Allowed the Trump family to turn the presidency into a multi-billion-dollar grift machine of meme coins, crypto launches, stablecoins, and foreign payoffs while millions of Americans skip prescription doses to make rent.
— Kept the federal minimum wage frozen at $7.25, where it’s been stuck since 2009, and even went to this corrupt Supreme Court to kill Joe Biden’s student debt relief.
Taken hundreds of millions from the fossil fuel industry while heat domes, hurricanes, and wildfires are killing thousands of Americans — most recently children in Texas —every single year.
— Taken millions more from the gun industry while terrified schoolkids hide under their desks.
Hijacked Christianity, pushing a twisted version that Jesus would’ve flipped tables over, while hustling for huckster televangelists, performatively demanding mandatory school prayer, Ten Commandments postings in every classroom, and Whiskey Pete pitching prayer every weekend in every barracks.
Deployed armed, masked thugs to intimidate and murder American citizens while building a massive series of concentration camps across the country.

That’s the record American voters across the political spectrum need to know about, and Democrats should be shouting from the rafters. A wishy-washy Democrat saying “well, we’ll try, but we really don’t want to p--- off the Republicans by impeaching Trump or Clarence Thomas” — like we saw in 2024 — is never again going to work.

Maine’s Democrats saw a guy who’d actually served three tours in Iraq, who runs a small business on the working waterfront, who talks the way they talk, and who isn’t afraid to say out loud that the people robbing them are the billionaire class and the Republican shills they own.

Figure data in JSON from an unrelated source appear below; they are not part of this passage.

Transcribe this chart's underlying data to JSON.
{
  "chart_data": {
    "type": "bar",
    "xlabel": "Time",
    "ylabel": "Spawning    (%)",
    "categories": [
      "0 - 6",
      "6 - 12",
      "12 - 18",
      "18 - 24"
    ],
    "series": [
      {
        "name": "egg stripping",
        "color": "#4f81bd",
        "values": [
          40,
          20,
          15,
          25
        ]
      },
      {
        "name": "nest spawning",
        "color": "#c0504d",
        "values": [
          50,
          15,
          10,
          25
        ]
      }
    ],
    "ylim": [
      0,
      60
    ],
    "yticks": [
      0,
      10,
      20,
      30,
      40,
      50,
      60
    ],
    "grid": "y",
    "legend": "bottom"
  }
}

The lesson for the DNC, DCCC, the DSCC, and every damn consultant who’s suggested running on an anodyne “don’t make waves” agenda without naming who’s screwing everyday Americans is clear: the New Affordability Agenda isn’t just good policy, it’s also good politics.

It tells voters exactly who’s stealing from them and offers concrete steps progressive candidates will fight to actually deliver. That’s the formula Bernie Sanders has been pushing for three decades (and did for 11 years weekly on my radio program), the formula AOC and Zohran Mamdani just rode to victory in New York, and the formula Platner just used to blow Janet Mills out of the water.

So, reach out to your Democratic member of Congress and senators and tell them to sign onto the New Affordability Agenda. Tell them you want fighters, not neoliberal wusses.

If you’re in Maine, help Graham Platner finish the job and send Susan Collins home in November. And if you’re anywhere else, find the populist progressives in your state’s primary and back them, too, or sign up to run yourself.

Maine just showed the rest of the country what’s possible when Democrats finally stop wimping out and trying to appease Republicans. Voters want candidates like Graham Platner who’ll take names and kick ass.

It’s now on the rest of us to follow their lead.